Russia's state gas company Gazprom says it will turn off the tap to Ukraine on January 1st unless Kiev agrees to a more than fourfold increase in prices.
With Ukraine refusing the payment, there are fears that Kiev, desperate for energy as temperatures plummet, will siphon off supplies from the pipeline that passes to the EU, or even cut it altogether.
Russia insists supplies to western Europe will be protected, with Gazprom chief executive Alexie Miller announcing a "detailed plan" for supplies to be safeguarded.
Yet the gas must pass over Ukrainian territory and there is no practical way of preventing Kiev from cutting or diverting the supplies.
EU diplomats have been pushing both sides to agree a compromise deal all week, and energy chiefs will meet in Brussels on January 4th to review the situation. "The idea is to be ready for all eventualities," said European Commission spokesman Amadeu Altafaj Tardio.
Germany, which gets 30 per cent of its gas supplies from Russia through the pipeline, took the lead yesterday in urging both sides to agree a cooling-off period for fresh talks.
Gas prices are already at record levels, and with the EU taking 25 per cent of supplies from the Russian pipeline passing through Ukraine, there are fears costs could further rocket.
For Ukraine, already mired in debt and with an economy that has failed to grow despite privatisations in the wake of last year's "Orange Revolution", the cut to supplies would be disastrous. Heating and light would suffer, as would the country's steel industry, one of its few export earners.
This crisis follows a month of brinkmanship between Ukraine and Russia, which began when Russian president Vladimir Putin confirmed that Gazprom had the right to demand the price increase from the present $50 (€42) per thousand cubic metres to $230 (€195).
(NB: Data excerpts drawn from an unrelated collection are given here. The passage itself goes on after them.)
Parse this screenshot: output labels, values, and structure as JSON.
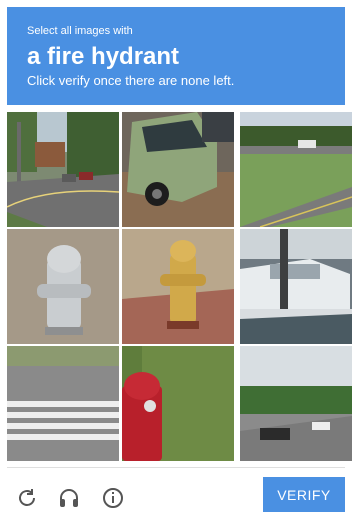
{
  "header": {
    "instruction_pre": "Select all images with",
    "target": "a fire hydrant",
    "instruction_post": "Click verify once there are none left."
  },
  "grid": {
    "tiles": [
      {
        "description": "street intersection with trees and houses"
      },
      {
        "description": "green car parked on street"
      },
      {
        "description": "road with grass field and truck"
      },
      {
        "description": "silver fire hydrant on gravel"
      },
      {
        "description": "yellow fire hydrant on sidewalk"
      },
      {
        "description": "boats at marina"
      },
      {
        "description": "road crosswalk"
      },
      {
        "description": "red fire hydrant in grass"
      },
      {
        "description": "road with cars and trees"
      }
    ]
  },
  "footer": {
    "icons": [
      "reload-icon",
      "headphones-icon",
      "info-icon"
    ],
    "verify_label": "VERIFY"
  },
  "colors": {
    "accent": "#4a90e2",
    "icon": "#555555"
  }
}
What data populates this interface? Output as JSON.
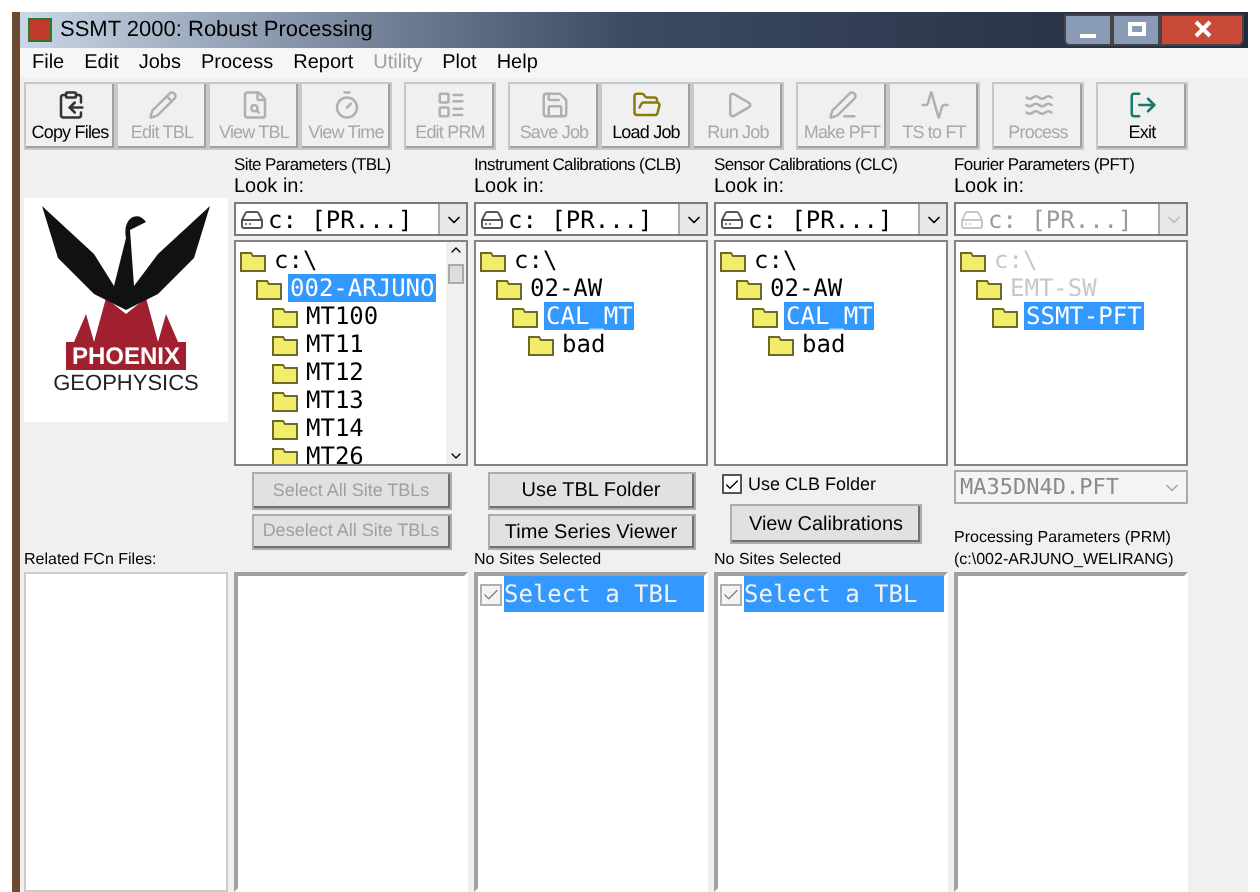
{
  "window": {
    "title": "SSMT 2000: Robust Processing"
  },
  "menu": [
    {
      "label": "File",
      "disabled": false
    },
    {
      "label": "Edit",
      "disabled": false
    },
    {
      "label": "Jobs",
      "disabled": false
    },
    {
      "label": "Process",
      "disabled": false
    },
    {
      "label": "Report",
      "disabled": false
    },
    {
      "label": "Utility",
      "disabled": true
    },
    {
      "label": "Plot",
      "disabled": false
    },
    {
      "label": "Help",
      "disabled": false
    }
  ],
  "toolbar": [
    {
      "label": "Copy Files",
      "disabled": false
    },
    {
      "label": "Edit TBL",
      "disabled": true
    },
    {
      "label": "View TBL",
      "disabled": true
    },
    {
      "label": "View Time",
      "disabled": true
    },
    {
      "label": "Edit PRM",
      "disabled": true
    },
    {
      "label": "Save Job",
      "disabled": true
    },
    {
      "label": "Load Job",
      "disabled": false
    },
    {
      "label": "Run Job",
      "disabled": true
    },
    {
      "label": "Make PFT",
      "disabled": true
    },
    {
      "label": "TS to FT",
      "disabled": true
    },
    {
      "label": "Process",
      "disabled": true
    },
    {
      "label": "Exit",
      "disabled": false
    }
  ],
  "logo": {
    "name": "PHOENIX",
    "subtitle": "GEOPHYSICS"
  },
  "panels": [
    {
      "title": "Site Parameters (TBL)",
      "look_in": "Look in:",
      "drive": "c: [PR...]",
      "disabled": false,
      "scrollbar": true,
      "tree": [
        {
          "label": "c:\\",
          "selected": false,
          "children": [
            {
              "label": "002-ARJUNO",
              "selected": true,
              "children": [
                {
                  "label": "MT100",
                  "selected": false
                },
                {
                  "label": "MT11",
                  "selected": false
                },
                {
                  "label": "MT12",
                  "selected": false
                },
                {
                  "label": "MT13",
                  "selected": false
                },
                {
                  "label": "MT14",
                  "selected": false
                },
                {
                  "label": "MT26",
                  "selected": false
                }
              ]
            }
          ]
        }
      ]
    },
    {
      "title": "Instrument Calibrations (CLB)",
      "look_in": "Look in:",
      "drive": "c: [PR...]",
      "disabled": false,
      "scrollbar": false,
      "tree": [
        {
          "label": "c:\\",
          "selected": false,
          "children": [
            {
              "label": "02-AW",
              "selected": false,
              "children": [
                {
                  "label": "CAL_MT",
                  "selected": true,
                  "children": [
                    {
                      "label": "bad",
                      "selected": false
                    }
                  ]
                }
              ]
            }
          ]
        }
      ]
    },
    {
      "title": "Sensor Calibrations (CLC)",
      "look_in": "Look in:",
      "drive": "c: [PR...]",
      "disabled": false,
      "scrollbar": false,
      "tree": [
        {
          "label": "c:\\",
          "selected": false,
          "children": [
            {
              "label": "02-AW",
              "selected": false,
              "children": [
                {
                  "label": "CAL_MT",
                  "selected": true,
                  "children": [
                    {
                      "label": "bad",
                      "selected": false
                    }
                  ]
                }
              ]
            }
          ]
        }
      ]
    },
    {
      "title": "Fourier Parameters (PFT)",
      "look_in": "Look in:",
      "drive": "c: [PR...]",
      "disabled": true,
      "scrollbar": false,
      "tree": [
        {
          "label": "c:\\",
          "selected": false,
          "disabled": true,
          "children": [
            {
              "label": "EMT-SW",
              "selected": false,
              "disabled": true,
              "children": [
                {
                  "label": "SSMT-PFT",
                  "selected": true,
                  "disabled": false
                }
              ]
            }
          ]
        }
      ]
    }
  ],
  "tbl_buttons": [
    {
      "label": "Select All Site TBLs",
      "disabled": true
    },
    {
      "label": "Deselect All Site TBLs",
      "disabled": true
    }
  ],
  "clb_buttons": [
    {
      "label": "Use TBL Folder",
      "disabled": false
    },
    {
      "label": "Time Series Viewer",
      "disabled": false
    }
  ],
  "use_clb_folder": {
    "label": "Use CLB Folder",
    "checked": true
  },
  "clc_buttons": [
    {
      "label": "View Calibrations",
      "disabled": false
    }
  ],
  "pft_file": {
    "value": "MA35DN4D.PFT"
  },
  "related_label": "Related FCn Files:",
  "clb_status": "No Sites Selected",
  "clc_status": "No Sites Selected",
  "prm_label": "Processing Parameters (PRM)",
  "prm_path": "(c:\\002-ARJUNO_WELIRANG)",
  "clb_list": [
    {
      "label": "Select a TBL",
      "checked": true,
      "selected": true
    }
  ],
  "clc_list": [
    {
      "label": "Select a TBL",
      "checked": true,
      "selected": true
    }
  ]
}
Gazprom says it is entitled to demand market prices for its gas, and wants to overturn a deal signed five years ago agreeing to the present subsidised prices. It has suggested sending the dispute to international arbitration.
Kiev acknowledges that it must pay this price, but has insisted on a transition period lasting several years to allow it to adjust.
Gazprom is controlled by the Kremlin, and its insistence on a price hike is being seen in Kiev as revenge for last year's "Orange Revolution", when voters spurned a Moscow-backed candidate in favour of president Victor Yushchenko, who wants his country to ally with the West.
"Gazprom has received an order to pressurise until the maximum is reached," said Lidiya Skurativska in Kiev's online news site Ukranska Pravda.